Dabei ist es eine bittere Ironie: Dieselben Milieus, die bei jedem Gender-Stern mehr Staat, mehr Regeln, mehr Kontrolle fordern, überall Diskriminierung, Ungerechtigkeit und Unterdrückung wittern und deshalb nach dem Staat rufen, zucken nur müde mit den Schultern, wenn reale Gewalt herrscht. Und drehen durch, wenn jemand das Vakuum füllt, das sie selbst mit erzeugt haben.

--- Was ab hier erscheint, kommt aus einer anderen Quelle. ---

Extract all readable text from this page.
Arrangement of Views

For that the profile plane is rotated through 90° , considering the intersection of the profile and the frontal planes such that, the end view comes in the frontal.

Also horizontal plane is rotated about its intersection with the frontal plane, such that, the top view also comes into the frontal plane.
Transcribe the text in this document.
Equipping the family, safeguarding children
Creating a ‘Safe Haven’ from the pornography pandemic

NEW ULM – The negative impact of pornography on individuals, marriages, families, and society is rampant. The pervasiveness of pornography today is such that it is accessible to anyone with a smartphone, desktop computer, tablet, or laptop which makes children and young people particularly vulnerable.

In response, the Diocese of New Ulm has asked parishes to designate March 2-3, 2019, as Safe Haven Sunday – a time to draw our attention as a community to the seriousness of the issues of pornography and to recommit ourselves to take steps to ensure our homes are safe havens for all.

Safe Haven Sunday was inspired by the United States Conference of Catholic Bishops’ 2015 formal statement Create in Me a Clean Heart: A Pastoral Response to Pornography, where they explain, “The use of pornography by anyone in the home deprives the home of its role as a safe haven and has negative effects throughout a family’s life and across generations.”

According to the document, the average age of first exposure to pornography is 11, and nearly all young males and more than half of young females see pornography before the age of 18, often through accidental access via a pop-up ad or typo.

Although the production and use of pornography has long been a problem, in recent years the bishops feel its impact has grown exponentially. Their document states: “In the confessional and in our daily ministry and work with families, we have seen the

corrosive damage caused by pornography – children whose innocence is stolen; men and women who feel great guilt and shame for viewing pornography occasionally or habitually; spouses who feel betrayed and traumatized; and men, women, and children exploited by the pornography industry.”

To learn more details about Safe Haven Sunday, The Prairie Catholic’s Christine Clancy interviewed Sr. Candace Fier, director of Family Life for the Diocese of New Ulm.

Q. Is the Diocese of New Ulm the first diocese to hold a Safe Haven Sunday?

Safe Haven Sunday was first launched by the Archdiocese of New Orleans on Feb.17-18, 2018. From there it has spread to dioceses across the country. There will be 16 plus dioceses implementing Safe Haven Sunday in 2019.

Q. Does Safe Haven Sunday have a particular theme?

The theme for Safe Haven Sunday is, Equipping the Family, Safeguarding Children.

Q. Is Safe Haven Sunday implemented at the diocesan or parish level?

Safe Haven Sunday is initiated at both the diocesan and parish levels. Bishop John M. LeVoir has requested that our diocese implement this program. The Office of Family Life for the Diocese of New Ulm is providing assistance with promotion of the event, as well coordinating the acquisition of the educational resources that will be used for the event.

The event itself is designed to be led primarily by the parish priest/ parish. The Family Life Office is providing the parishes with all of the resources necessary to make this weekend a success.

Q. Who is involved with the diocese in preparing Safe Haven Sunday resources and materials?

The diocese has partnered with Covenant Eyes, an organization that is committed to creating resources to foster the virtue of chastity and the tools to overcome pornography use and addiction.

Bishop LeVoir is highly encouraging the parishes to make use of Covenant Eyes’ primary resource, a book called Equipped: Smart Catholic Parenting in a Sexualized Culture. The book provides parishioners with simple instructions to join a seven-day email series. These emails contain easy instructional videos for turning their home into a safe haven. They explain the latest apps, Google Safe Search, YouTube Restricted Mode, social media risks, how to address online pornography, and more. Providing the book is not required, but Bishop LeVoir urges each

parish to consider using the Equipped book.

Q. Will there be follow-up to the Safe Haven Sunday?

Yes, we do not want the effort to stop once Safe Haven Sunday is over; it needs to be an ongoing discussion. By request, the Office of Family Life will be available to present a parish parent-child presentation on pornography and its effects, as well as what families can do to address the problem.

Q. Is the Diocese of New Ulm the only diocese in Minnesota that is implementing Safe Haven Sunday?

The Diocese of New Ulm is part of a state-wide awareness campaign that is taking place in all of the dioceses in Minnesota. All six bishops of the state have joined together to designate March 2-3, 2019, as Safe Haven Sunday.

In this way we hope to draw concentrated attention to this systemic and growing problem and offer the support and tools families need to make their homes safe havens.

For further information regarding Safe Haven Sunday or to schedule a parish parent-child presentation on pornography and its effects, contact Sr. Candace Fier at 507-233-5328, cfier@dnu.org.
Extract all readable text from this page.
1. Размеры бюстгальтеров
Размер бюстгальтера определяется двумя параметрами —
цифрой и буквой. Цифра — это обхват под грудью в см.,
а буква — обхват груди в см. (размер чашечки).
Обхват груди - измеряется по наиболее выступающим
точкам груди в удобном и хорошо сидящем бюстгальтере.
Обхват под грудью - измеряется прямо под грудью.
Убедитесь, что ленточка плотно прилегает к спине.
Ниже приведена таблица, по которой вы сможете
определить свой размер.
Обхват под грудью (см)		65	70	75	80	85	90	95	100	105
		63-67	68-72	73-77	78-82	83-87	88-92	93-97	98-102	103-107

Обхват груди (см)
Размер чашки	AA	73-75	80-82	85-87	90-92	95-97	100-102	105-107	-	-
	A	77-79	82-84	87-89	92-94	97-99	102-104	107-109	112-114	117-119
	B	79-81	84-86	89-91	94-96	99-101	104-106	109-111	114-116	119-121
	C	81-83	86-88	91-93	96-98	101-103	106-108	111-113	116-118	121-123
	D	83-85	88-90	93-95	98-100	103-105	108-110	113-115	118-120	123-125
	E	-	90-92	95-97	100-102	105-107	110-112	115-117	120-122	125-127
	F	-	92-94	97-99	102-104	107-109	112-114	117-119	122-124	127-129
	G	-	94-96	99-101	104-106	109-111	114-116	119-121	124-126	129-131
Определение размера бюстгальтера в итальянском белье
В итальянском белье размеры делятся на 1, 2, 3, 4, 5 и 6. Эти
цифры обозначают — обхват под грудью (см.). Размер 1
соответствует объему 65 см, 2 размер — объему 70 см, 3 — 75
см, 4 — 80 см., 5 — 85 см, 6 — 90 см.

Vielleicht ist das das eigentliche Drama hinter Harsefeld: Nicht die Jugendgang. Nicht die Bürgerwehr. Sondern die völlige Verkehrung von Verantwortung. Wer schützt, steht unter Verdacht. Wer schweigt, gilt als klug. Und wer die Verhältnisse benennt, als gefährlich.
Finale mit Nachhall
Vielleicht ist Harsefeld nur ein Einzelfall. Doch ich fürchte, es ist ein Vorbote. Und ein Menetekel. Denn wenn Bürger beginnen, das zu tun, was der Staat nicht mehr leisten kann oder will, dann bröckelt etwas Tieferes als nur die öffentliche Ordnung. Dann bröckelt das Fundament des Gesellschaftsvertrags. Und wer sich dann über Bürgerwehren empört, aber nicht über die Zustände, die sie nötig machen, sollte sich fragen: Auf wessen Seite stehe ich eigentlich?